On Wednesday, The New York Times ran a long, devastating article about Goldman Sachs – “Clients Worried About Goldman’s Dueling Goals.” The article states that “ a former Goldman partner, who spoke on condition of anonymity, said that the company’s view of customers had changed in recent years. Under Lloyd C. Blankfein, Goldman’s chief executive, and a cadre of top lieutenants who have ramped up the firm’s trading operation, conflict avoidance had shifted to conflict management, this person said. Along the way, he said, the firms’s executives have come to see customers more as competitors they trade against than as clients.”
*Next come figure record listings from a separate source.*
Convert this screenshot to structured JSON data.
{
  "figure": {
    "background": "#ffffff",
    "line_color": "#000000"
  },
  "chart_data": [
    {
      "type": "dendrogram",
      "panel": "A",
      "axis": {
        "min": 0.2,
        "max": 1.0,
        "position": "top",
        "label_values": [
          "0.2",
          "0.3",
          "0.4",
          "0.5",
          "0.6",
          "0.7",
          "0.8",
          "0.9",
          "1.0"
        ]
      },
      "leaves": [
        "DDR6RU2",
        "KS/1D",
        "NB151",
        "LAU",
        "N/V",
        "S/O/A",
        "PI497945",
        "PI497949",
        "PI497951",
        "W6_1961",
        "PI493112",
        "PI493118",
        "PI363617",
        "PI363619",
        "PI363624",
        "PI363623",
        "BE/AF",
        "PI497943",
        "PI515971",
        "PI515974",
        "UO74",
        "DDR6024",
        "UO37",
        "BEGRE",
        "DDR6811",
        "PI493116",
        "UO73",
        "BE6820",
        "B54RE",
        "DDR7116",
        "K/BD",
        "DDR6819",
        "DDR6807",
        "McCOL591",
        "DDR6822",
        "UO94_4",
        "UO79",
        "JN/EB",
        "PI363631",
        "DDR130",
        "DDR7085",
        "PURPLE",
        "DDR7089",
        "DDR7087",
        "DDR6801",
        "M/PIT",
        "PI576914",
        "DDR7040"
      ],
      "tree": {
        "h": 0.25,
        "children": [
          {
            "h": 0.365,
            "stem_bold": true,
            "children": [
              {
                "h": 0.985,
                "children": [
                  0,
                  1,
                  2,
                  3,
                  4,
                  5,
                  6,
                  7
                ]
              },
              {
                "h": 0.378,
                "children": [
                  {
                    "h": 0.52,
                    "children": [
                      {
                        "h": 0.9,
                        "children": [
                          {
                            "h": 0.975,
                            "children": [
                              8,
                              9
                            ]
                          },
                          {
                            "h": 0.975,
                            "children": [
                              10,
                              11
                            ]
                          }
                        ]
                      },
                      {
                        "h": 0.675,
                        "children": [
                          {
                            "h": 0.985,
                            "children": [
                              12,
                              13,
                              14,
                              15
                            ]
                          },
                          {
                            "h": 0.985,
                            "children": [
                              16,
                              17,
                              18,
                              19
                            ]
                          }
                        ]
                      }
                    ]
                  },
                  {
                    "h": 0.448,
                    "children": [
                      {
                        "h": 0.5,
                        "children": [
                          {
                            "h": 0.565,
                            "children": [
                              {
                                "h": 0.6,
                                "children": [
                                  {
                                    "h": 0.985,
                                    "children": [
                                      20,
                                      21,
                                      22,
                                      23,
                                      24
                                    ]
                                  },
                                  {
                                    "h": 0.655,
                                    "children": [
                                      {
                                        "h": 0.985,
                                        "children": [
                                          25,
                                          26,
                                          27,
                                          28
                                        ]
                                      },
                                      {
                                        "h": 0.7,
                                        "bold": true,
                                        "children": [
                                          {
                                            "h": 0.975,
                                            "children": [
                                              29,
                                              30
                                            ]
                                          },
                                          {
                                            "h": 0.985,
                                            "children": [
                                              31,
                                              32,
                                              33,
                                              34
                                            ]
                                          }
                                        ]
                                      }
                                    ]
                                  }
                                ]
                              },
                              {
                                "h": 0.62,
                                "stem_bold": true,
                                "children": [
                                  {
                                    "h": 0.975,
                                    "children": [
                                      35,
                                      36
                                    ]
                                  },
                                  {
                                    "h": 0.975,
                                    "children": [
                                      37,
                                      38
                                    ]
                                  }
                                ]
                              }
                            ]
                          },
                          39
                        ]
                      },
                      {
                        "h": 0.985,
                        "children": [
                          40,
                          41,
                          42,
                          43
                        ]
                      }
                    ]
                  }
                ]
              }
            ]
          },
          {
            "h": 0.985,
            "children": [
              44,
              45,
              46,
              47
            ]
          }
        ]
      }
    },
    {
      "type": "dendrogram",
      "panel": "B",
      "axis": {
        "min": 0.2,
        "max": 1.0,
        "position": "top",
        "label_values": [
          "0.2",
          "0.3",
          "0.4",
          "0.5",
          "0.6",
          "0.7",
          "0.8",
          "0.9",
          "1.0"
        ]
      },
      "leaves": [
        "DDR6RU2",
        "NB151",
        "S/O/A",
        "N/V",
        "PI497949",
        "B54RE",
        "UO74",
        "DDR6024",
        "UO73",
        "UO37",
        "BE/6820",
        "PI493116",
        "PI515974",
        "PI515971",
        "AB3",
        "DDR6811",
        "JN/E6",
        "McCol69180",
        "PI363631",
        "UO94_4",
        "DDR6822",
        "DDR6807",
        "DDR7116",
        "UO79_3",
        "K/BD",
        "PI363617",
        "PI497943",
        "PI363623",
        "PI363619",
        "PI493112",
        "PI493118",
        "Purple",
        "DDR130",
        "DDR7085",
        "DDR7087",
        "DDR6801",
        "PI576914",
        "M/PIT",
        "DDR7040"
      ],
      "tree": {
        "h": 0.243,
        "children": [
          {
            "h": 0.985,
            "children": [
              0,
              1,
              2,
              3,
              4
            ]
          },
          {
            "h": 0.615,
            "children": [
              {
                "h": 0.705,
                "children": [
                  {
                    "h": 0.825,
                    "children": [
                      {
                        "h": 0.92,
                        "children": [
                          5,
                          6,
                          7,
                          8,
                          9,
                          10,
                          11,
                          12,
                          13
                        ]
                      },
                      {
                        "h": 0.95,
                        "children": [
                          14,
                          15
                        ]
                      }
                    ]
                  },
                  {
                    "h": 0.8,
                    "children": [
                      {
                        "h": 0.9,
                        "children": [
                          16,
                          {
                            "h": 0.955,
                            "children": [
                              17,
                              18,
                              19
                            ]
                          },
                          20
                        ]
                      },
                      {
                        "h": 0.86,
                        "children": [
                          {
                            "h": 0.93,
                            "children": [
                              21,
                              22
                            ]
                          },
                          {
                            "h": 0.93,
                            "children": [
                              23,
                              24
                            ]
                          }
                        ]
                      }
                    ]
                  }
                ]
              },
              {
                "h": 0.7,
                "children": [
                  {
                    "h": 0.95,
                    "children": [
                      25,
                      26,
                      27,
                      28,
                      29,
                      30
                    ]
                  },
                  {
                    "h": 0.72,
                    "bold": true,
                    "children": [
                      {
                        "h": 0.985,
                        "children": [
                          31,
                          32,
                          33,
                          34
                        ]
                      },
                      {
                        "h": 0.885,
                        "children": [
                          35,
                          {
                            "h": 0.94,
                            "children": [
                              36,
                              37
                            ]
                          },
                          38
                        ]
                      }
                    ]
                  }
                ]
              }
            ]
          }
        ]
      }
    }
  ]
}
One of the episodes the article cites as an example of Goldman treating its customers badly involves a CDO called Timberwolf. Goldman underwrote this $1 billion CDO in March 2007, and “within months” the security had lost 80% of its value. Bear Stearns had bought $300 million for some funds it was managing, and this loss generated a lot of attention. Goldman, though, had taken a bet that Bear’s share price would fall (the article does not specify whether Goldman sold shares short or used derivatives). Bear ,of course, ended up failing and swallowed up by J.P. Morgan Chase with Federal Reserve assistance a year later.
This caught my attention since Timberwolf sounded like it might be related to the Greywolf CLO that Goldman put into the Abacus deal. In fact, they are related.
Matthew Goldstein of Reuters has been writing about this. As he writes in an April 24 article – “Abacus might have had other benefits for Goldman” – Greywolf Capital Management of Purchase, New York, is an “ management firm founded by a group of former Goldman distressed bond traders.” Goldman underwrote the Greywolf CLO for the firm in January 2007. The article explains that this security “was a $502 million collateralized loan obligation, a complex bond backed by debts often used to finance corporate buyouts. The deal was one of the first complex securities put together and managed by Greywolf, which later went on to do a $1 billion CDO backed by mostly subprime assets called Timberwolf 1.”
The SEC has not charged Goldman with doing anything wrong by putting Greywolf CLO into Abacus. But whatever the legalities, it is another part of the emerging evidence against Goldman in the court of public opinion. It is not clear whether Goldman did anything that violated securities laws, but it is losing its reputation. It can always pay a fine, but, if it wants to continue to have customers and not just be a hedge fund, it may find the reputational hit very costly.